Directional filtering serves as a key processing step in TSM by decomposing complex wave fields into directional components defined by propagation vectors. In principle, the DF set can be selected to emphasize directions expected to be most sensitive to strain-induced stiffening near the lesion-host interface (e.g., tangential directions along the local boundary). However, in vivo, defining a “true” lesion boundary can be uncertain due to segmentation variability, partial volume, edema/hemorrhage boundaries, and irregular lesion geometry. An approach less dependent on accurate segmentation (e.g., MIP) therefore improves robustness and practicality for clinical translation, while surface-referenced analyses can be incorporated when a reliable interface definition is available. Directional filtering can also reduce SNR in the filtered wave images, as certain components of the original signal may be attenuated or removed. This can make the subsequent analysis and inversion more challenging due to compromised input data quality. To mitigate this, we calculated the amplitude of each directionally filtered wave and applied an empirical threshold to exclude low-amplitude regions from the MIP combination. Moreover, the performance of the directional filter depends on the selection of appropriate filter parameters, such as bandwidth and orientation. In this proof-of-concept study, we adopted commonly used filter parameters from previous MRE work, although they are not yet optimized.

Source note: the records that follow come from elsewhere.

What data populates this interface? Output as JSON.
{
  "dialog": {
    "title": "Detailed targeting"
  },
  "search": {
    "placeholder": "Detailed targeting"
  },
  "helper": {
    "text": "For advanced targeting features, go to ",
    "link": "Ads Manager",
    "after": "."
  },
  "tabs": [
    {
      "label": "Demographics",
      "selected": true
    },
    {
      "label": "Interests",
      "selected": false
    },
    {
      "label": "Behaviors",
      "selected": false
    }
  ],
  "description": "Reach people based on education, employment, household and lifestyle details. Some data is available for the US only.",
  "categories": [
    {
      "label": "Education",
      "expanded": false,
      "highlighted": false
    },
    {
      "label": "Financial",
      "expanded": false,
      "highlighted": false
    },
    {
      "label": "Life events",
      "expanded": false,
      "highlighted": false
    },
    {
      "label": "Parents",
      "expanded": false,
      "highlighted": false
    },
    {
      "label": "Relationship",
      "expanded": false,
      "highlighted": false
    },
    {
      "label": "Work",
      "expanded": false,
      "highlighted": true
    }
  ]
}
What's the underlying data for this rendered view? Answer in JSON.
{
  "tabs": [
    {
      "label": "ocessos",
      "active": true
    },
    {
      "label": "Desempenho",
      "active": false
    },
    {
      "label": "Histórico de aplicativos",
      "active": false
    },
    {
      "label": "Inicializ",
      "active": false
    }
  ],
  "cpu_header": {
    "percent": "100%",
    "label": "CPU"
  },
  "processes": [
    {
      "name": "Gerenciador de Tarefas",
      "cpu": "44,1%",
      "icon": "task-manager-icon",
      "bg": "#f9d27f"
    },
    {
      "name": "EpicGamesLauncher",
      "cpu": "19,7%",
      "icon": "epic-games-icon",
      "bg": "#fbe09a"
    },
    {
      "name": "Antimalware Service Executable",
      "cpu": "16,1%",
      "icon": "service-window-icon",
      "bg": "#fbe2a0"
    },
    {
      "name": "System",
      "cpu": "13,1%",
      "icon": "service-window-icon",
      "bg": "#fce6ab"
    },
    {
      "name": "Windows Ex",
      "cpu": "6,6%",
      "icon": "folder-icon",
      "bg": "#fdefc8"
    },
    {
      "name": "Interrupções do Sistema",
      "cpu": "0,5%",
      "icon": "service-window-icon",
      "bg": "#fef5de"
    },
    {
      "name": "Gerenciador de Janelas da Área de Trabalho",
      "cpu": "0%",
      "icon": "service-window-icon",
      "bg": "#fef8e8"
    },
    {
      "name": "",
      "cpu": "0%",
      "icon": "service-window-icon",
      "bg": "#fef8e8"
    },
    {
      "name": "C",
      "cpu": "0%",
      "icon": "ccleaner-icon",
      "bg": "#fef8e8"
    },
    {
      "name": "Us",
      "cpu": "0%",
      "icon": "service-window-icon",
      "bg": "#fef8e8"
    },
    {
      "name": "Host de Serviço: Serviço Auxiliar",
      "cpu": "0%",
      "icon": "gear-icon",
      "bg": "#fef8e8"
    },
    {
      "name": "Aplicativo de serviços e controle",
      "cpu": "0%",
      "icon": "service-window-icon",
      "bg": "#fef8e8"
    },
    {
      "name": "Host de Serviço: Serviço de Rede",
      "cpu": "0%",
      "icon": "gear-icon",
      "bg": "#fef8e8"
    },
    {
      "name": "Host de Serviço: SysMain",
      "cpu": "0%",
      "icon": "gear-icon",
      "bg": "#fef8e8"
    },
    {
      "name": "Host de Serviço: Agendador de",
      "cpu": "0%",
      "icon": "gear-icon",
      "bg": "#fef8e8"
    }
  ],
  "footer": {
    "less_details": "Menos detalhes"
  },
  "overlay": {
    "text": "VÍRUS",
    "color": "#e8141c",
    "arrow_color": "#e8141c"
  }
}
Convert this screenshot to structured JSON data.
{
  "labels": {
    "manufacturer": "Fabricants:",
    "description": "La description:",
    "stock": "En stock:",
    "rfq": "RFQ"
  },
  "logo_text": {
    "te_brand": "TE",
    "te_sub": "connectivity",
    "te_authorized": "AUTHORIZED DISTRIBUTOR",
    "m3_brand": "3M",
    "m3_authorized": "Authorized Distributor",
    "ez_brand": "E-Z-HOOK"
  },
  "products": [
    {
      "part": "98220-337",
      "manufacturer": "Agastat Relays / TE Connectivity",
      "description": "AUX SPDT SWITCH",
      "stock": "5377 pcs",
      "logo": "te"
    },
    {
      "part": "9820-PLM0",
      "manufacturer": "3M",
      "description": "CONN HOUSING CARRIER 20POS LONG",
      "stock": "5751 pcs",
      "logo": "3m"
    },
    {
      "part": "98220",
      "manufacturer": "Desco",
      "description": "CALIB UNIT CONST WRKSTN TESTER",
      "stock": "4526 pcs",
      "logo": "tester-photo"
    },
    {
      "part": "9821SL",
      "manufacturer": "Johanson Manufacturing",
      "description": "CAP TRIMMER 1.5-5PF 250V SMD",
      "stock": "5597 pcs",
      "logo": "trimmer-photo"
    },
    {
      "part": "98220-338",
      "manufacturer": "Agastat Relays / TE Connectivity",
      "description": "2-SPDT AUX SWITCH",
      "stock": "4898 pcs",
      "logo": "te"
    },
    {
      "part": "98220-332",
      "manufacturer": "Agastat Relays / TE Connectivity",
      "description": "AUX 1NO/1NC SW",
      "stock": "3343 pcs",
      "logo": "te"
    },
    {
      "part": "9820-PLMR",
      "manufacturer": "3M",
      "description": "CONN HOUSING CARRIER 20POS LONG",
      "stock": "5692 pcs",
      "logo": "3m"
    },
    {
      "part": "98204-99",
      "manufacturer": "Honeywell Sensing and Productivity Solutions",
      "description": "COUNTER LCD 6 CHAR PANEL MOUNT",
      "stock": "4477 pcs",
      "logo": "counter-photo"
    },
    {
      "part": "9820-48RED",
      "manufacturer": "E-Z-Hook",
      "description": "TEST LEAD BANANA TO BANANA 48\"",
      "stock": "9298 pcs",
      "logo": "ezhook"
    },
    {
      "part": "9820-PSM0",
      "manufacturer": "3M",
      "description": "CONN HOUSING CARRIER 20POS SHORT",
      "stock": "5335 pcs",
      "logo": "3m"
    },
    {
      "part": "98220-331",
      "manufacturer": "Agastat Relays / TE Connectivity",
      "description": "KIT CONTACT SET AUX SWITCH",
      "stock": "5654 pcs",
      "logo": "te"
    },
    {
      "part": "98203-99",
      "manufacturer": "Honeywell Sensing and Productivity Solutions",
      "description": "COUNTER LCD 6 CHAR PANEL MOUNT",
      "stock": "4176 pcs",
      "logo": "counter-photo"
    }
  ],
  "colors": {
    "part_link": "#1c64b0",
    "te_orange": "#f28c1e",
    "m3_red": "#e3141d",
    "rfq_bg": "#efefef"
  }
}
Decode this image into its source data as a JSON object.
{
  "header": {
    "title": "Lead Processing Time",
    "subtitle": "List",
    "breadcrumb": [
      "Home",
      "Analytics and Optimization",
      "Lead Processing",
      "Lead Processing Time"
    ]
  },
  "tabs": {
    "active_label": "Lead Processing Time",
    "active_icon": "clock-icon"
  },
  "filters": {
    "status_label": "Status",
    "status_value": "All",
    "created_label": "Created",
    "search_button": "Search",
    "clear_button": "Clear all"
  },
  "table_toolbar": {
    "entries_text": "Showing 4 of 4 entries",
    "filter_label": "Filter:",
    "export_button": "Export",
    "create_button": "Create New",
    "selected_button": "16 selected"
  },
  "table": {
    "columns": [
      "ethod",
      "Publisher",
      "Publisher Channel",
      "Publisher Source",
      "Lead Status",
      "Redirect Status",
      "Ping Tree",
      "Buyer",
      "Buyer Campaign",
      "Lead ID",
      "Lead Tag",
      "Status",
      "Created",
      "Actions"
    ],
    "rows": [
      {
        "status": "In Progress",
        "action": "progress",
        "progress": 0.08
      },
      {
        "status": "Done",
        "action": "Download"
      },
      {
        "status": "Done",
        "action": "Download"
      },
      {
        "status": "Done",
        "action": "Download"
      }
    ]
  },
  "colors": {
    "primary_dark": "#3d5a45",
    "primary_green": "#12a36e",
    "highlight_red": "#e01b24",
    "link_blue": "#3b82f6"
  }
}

The sensitivity of the phantom findings to the angular sampling density of the DF set was evaluated by comparing a 6-direction orthogonal DF configuration with the 20-direction dodecahedral configuration. In this phantom setting, the key observations were qualitatively similar across the two DF sets (Supplementary Fig. S8), suggesting that the dominant strain-sensitive propagation components are captured even with sparse directional sampling under relatively clean and reproducible excitation conditions. Nevertheless, the 20-direction DF set provides more uniform orientation coverage for curved interfaces and is preferable, particularly for in vivo applications where wavefields are more complex and the dominant propagation directions may vary spatially.
Despite the use of non-optimized directional filtering parameters and the empirical wave amplitude cutoff, the results from both phantom experiments and in vivo examples are consistent with the underlying hypothesis of TSM. Phantoms 1 and 2 exhibited a nonlinear stiffening ring surrounding the rapidly expanding balloon, an effect that was absent in control Phantom 3. The in vivo applications further demonstrate the clinical relevance and feasibility of TSM. In the case of an acute intracranial hematoma, TSM demonstrated stronger peri-lesional stiffness elevations than the conventional elastogram. Similarly, the HCC cases demonstrated the potential of TSM in characterizing stiffness alterations associated with different pressure states, which may reflect varying tumor growth dynamics. However, longitudinal imaging of these proof-of-concept in vivo examples was not available because patients proceeded to definitive clinical management shortly after diagnosis, precluding research follow-up of tumor growth dynamics. Furthermore, although the observed peri-lesional stiffness elevations were interpreted as consistent with strain-/prestress-related effects from expansile loading, the current data cannot distinguish this mechanism from other contributors such as edema, inflammation, fibrosis, or longer-term tissue remodeling. Therefore, the cases should be interpreted as demonstrating feasibility rather than confirming ongoing growth. Longitudinal studies will be required to relate TSM patterns to lesion growth rate and to validate TSM as an imaging biomarker for assessing the expansile nature of mass lesions.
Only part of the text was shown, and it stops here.